House Bill 34, a measure to change retirement plan eligibility for state forestry wildland firefighters, advanced out of the joint appropriations committee on a voice and roll‑call vote Tuesday.

Kelly Norris, Wyoming State Forester, told the committee HB34 would allow full‑time forestry conservation employees to enroll in the law enforcement retirement plan and put full‑time wildland firefighter employees into the Wyoming National Guard firefighter retirement plan; coverage would begin 07/01/2026 and existing full‑time employees must choose by 04/30/2026. "House bill 34 is, specifically for firefighter retirement," Norris said in introducing the bill.

David Swindell, executive director of the Wyoming Retirement System, said the change is designed to make state firefighter benefits competitive with neighboring states and federal agencies. "The plan's in reasonable shape.

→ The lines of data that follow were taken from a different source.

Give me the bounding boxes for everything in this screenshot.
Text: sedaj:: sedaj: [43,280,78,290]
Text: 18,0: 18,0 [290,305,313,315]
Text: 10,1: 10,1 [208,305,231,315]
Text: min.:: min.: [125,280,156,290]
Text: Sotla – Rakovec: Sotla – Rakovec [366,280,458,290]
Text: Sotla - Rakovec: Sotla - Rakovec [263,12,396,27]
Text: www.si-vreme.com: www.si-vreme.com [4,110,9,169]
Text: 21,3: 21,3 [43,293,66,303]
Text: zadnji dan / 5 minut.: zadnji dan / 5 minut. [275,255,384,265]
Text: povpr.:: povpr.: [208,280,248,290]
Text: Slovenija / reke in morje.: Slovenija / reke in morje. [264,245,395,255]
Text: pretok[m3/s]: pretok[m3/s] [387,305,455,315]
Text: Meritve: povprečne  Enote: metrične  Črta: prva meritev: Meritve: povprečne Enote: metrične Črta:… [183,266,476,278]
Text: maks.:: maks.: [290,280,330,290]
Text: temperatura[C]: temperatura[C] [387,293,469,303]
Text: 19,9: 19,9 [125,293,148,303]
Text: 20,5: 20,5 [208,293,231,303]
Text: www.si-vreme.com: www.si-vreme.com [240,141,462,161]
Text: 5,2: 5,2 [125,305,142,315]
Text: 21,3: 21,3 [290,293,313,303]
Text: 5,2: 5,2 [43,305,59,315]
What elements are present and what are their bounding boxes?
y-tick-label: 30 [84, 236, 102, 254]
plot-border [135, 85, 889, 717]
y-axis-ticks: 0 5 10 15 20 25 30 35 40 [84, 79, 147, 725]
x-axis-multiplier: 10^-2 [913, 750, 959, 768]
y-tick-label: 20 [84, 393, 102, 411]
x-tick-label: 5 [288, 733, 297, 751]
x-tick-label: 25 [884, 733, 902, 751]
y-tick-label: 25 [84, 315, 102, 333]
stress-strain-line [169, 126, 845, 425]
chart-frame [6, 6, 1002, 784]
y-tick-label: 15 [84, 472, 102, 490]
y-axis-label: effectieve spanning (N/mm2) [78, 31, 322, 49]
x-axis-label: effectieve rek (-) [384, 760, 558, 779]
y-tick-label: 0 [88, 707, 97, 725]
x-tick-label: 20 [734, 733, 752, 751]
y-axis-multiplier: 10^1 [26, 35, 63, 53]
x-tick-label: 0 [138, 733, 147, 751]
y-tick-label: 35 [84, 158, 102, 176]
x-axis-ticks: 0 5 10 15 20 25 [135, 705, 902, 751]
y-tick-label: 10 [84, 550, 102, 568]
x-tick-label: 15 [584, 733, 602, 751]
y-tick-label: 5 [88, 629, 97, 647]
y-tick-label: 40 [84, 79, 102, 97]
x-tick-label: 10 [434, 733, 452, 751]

It's 84 percent funded," Swindell said, and adding members could help the system approach full funding because the incremental contribution is shared by employer and employee.

Representative Sherwood proposed — and the committee adopted — a friendly amendment inserting the phrase 'temporary full time' after 'full time' on page 3 to include nine‑month seasonal helitack positions that meet the bill’s service threshold. Norris explained the intent: without the change, similar seasonal workers could end up in different retirement plans. "If we were gonna hire them on full time, they'd have two different retirement plans," she said.

Committee members pressed staff for fiscal clarity. The committee noted an existing appropriation referenced elsewhere in the session and asked Legislative Service Office (LSO) to provide updated fiscal calculations showing the incremental cost of moving employees from the public employee plan to the public‑safety (Air Guard) plan; Swindell estimated the employer share could be roughly a 3% increase in payroll for affected employees.

After the amendment passed, the committee took a roll‑call vote and recorded seven ayes. Representative Sherwood will carry HB34 to the floor."As amended," the clerk reported, "House Bill 34 do pass as amended." The bill will proceed to the full House for consideration.